Oui. Au cours du procès, l'enquêtrice a révélé qu'une seule femme était allée voir le président du club pour lui dire que cet entraîneur avait un comportement inapproprié avec les jeunes : violences verbales et physiques, attitude ambiguë envers certaines joueuses. Le président lui avait répondu : « Oui, mais il nous ramène des titres. » Cela me rappelle ce qu'a dit Mme Oudéa-Castéra lors du colloque sur « L'enfant face aux violences dans le sport » : aucune médaille ne vaut un tel sacrifice.
S'il peut arriver que de très bons entraîneurs soient des pédocriminels, en l'occurrence, ce n'était pas un bon entraîneur. Il s'occupait des meilleurs joueurs, donc il était logique qu'il remporte des titres. En revanche, il y consacrait énormément de temps, ce qui est très important pour un jeune sportif, compte tenu de l'engagement que cela suppose pour les familles, y compris sur le plan financier. Un entraîneur qui est disponible le soir et les week-ends, qui ne compte pas ses heures, qui assure des entraînements « gratuitement », forcément, cela aide à obtenir des résultats, mais non, ce n'était pas un bon entraîneur. Les gens disaient que c'était sa méthode, qu'il était dur mais poussait les jeunes à faire du mieux possible. Or on peut aider les jeunes à tirer le meilleur d'eux-mêmes sans pour autant les forcer à faire des choses qu'ils ne sont pas prêts à accepter.
Il est vrai qu'il est parfois difficile de tracer la frontière. C'est pour cela que les éducateurs et entraîneurs doivent être formés. Désormais, leur cursus comprend des unités d'enseignement consacrées à ces questions. Il me semble que c'est la base : avant d'être un entraîneur de tennis, on est un éducateur, ce qui suppose de savoir quelles valeurs on doit respecter et de connaître la psychologie de l'enfant et les méthodes pédagogiques adaptées. Cela me paraît beaucoup plus important que de savoir comment on fait un coup droit. Quand on laisse son enfant dans un club de tennis, ou tout autre club sportif, la première des choses que l'on attend, c'est que son intégrité physique et morale soit garantie, comme à l'école. Si ce n'est pas le cas, je préfère que mon enfant reste nul au tennis mais qu'il ne lui arrive jamais rien…

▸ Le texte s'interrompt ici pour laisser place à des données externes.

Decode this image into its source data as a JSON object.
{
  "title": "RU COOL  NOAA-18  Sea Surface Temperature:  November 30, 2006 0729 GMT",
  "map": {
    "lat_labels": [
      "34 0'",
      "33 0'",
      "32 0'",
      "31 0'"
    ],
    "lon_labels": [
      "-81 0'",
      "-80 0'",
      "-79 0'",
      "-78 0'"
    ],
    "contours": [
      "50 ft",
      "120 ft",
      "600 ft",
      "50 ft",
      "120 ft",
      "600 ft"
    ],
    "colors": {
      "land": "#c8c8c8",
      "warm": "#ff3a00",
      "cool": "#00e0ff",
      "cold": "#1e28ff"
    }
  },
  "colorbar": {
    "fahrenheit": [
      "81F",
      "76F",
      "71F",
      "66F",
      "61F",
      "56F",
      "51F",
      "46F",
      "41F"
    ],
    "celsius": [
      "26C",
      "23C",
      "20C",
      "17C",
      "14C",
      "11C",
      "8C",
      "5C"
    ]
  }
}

Depuis notre affaire, la Fédération française de tennis fait beaucoup dans ce domaine. Elle est partenaire de notre association. Nous faisons de la sensibilisation auprès des présidents de ligue et des comités départementaux, des équipes techniques régionales et des entraîneurs. Dans les tournois nationaux pour les jeunes, je sensibilise à ce qui est interdit, à ce qu'est une relation saine.